Why the Three Answers Happen
Case 1: Uniform Midpoints in the Disk
If midpoints are uniformly distributed in area:
- Total area = $\pi R^2$
- Favorable area = $\pi (R/2)^2$
So:
$$ P = \frac{\pi (R/2)^2}{\pi R^2} = \frac{1}{4} $$
Case 2: Uniform Distance Along a Radius
If we:
- Choose a random direction,
- Then choose $r$ uniformly in $[0, R]$,
Then:
$$ P = \frac{R/2}{R} = \frac{1}{2} $$
Because now we’re weighting radius linearly, not by area.
Notice something subtle: Uniform in area means density proportional to $r$. Uniform in radius means density constant in $r$. Those are different measures.
Case 3: Uniform Endpoints on Circumference
This implicitly induces yet another distribution on $r$.

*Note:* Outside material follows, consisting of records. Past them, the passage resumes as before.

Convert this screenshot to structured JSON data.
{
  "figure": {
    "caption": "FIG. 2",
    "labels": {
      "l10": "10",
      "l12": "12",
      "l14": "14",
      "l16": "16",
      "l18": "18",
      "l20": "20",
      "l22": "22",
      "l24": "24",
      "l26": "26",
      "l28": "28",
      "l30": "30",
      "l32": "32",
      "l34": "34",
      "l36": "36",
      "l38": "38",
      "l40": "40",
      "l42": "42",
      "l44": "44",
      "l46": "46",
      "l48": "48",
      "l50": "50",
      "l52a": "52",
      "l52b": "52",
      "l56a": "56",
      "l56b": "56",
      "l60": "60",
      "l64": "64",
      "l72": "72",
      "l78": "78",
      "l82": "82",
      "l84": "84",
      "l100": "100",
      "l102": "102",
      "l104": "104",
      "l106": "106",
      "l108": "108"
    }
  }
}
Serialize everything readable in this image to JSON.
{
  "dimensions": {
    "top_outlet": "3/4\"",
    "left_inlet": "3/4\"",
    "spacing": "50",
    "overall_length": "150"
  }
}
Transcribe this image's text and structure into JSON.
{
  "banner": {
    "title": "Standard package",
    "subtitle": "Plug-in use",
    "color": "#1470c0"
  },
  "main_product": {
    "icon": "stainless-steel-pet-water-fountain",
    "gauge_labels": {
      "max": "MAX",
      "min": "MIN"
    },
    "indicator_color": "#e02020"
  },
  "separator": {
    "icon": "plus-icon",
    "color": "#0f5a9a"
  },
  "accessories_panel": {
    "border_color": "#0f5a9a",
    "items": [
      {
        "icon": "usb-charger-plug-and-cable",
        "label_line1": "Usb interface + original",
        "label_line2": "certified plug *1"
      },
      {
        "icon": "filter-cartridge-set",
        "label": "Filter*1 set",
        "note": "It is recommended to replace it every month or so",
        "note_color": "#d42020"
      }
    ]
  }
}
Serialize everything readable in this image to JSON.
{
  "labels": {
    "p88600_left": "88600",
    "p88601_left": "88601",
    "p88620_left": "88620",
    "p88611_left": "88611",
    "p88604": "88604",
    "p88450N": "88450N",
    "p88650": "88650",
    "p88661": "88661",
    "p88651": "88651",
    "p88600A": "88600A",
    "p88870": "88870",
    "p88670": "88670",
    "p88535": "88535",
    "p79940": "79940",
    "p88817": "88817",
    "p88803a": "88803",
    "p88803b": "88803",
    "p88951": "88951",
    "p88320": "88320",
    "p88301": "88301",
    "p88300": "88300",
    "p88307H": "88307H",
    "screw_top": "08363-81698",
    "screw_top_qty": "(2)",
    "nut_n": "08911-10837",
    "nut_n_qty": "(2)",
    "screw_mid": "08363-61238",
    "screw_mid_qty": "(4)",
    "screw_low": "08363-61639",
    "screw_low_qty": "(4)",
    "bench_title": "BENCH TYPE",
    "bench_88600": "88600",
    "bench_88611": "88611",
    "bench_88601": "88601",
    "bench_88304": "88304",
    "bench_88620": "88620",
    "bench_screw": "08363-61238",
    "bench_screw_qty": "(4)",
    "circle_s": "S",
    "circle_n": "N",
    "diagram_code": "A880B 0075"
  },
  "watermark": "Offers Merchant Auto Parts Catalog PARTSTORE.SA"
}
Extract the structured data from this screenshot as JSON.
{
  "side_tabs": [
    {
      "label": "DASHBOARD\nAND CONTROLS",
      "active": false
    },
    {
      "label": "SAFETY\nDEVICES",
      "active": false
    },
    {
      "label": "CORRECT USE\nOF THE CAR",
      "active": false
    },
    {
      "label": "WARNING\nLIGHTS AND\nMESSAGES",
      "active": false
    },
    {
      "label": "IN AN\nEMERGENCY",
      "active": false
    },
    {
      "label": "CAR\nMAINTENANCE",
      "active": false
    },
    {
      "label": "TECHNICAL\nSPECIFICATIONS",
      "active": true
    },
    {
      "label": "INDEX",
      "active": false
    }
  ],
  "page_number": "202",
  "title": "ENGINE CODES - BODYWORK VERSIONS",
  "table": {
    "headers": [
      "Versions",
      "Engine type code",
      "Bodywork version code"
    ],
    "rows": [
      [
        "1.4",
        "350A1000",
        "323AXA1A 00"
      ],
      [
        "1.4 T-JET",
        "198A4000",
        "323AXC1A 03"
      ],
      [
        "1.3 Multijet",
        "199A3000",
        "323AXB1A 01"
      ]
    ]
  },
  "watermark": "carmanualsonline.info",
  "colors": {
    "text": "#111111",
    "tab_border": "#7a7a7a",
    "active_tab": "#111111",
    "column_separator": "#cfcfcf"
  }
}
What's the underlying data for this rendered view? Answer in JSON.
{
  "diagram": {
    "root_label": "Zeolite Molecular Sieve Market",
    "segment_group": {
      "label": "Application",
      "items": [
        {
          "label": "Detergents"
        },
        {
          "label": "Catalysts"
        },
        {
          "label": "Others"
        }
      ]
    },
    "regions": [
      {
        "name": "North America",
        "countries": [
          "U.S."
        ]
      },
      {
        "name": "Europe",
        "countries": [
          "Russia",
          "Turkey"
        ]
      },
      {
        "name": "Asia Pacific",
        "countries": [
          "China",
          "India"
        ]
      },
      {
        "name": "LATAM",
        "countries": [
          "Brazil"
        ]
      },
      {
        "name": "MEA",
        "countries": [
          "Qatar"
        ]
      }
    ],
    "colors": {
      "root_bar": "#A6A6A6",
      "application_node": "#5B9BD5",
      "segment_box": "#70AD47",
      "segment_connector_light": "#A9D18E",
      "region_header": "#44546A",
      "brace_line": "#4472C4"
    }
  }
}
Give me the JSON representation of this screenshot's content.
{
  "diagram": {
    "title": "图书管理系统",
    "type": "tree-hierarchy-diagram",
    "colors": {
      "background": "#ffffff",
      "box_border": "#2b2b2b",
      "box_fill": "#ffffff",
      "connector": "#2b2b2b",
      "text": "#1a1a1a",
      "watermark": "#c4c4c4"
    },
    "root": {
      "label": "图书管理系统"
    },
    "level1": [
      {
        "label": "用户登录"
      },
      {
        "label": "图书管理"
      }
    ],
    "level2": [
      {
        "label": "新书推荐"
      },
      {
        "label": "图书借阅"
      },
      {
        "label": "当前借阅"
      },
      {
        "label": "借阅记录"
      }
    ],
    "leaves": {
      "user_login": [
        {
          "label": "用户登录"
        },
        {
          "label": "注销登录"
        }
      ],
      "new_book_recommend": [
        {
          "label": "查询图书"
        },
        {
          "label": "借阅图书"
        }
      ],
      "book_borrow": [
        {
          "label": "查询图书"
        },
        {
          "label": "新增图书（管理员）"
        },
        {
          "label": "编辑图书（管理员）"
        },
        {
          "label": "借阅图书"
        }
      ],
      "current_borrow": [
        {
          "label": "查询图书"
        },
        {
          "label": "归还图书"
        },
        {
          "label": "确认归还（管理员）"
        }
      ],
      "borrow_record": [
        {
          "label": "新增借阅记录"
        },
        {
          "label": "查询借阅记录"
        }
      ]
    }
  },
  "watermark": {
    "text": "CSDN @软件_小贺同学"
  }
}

If you derive it carefully, the density of $r$ becomes:
$$ f(r) = \frac{2}{\pi \sqrt{R^2 - r^2}} $$
Integrating over $r < R/2$ gives:
$$ P = \frac{1}{3} $$
Different mechanism. Different induced measure.
Same geometry.
The Core Insight
“Random chord” is not a well-defined object.
It is shorthand for:
A chord drawn according to some probability measure on the space of chords.
Different parameterizations create different uniformity assumptions.
Uniform in:
- angle
- radius
- midpoint area
- endpoints
are all different probability spaces.
The Deeper Mathematical Issue
Probability is not invariant under reparameterization.
If:
- $X$ is uniform in $[0,1]$,
- and $Y = X^2$,
then $Y$ is not uniform.
Uniformity is coordinate-dependent.
Bertrand’s paradox is what happens when you say:
“Uniform” — but fail to specify in which coordinates.
A Mental Model That Helps
Think of it this way.
Imagine three robots:
- Robot A picks two random edge points.
- Robot B picks a random radius and distance.
- Robot C picks a random midpoint in area.
You press “run simulation.”
All three claim:
“We generated 10 million random chords.”
They disagree on the answer. But none are incorrect. They just implemented different measures.
Why This Matters Beyond Geometry
This puzzle shows up anytime someone says:
- “We sampled uniformly.”
- “We ran unbiased simulations.”
- “We chose random test cases.”
Those words are meaningless without a measure.
Uniform over:
- parameters?
- exposure?
- physical space?
- time?
- scenarios weighted by frequency?
Each choice encodes assumptions. Bertrand’s paradox is the geometry version of:
So How Do We Decide Which Is Correct?
We impose a physical principle.
For example:
- If chords are created by dropping random sticks onto a circle, midpoint-uniform may be justified.
- If chords arise from random angles, endpoint-uniform may be justified.
- If chords are constructed by choosing random radius offsets, then radius-uniform applies.
The “correct” answer depends on the generative process. No generative process → no unique probability.
A Slightly Philosophical Ending
Bertrand’s paradox teaches a powerful lesson:
Mathematics does not choose your probability model. You do.
And if you don’t choose explicitly, you still chose — implicitly.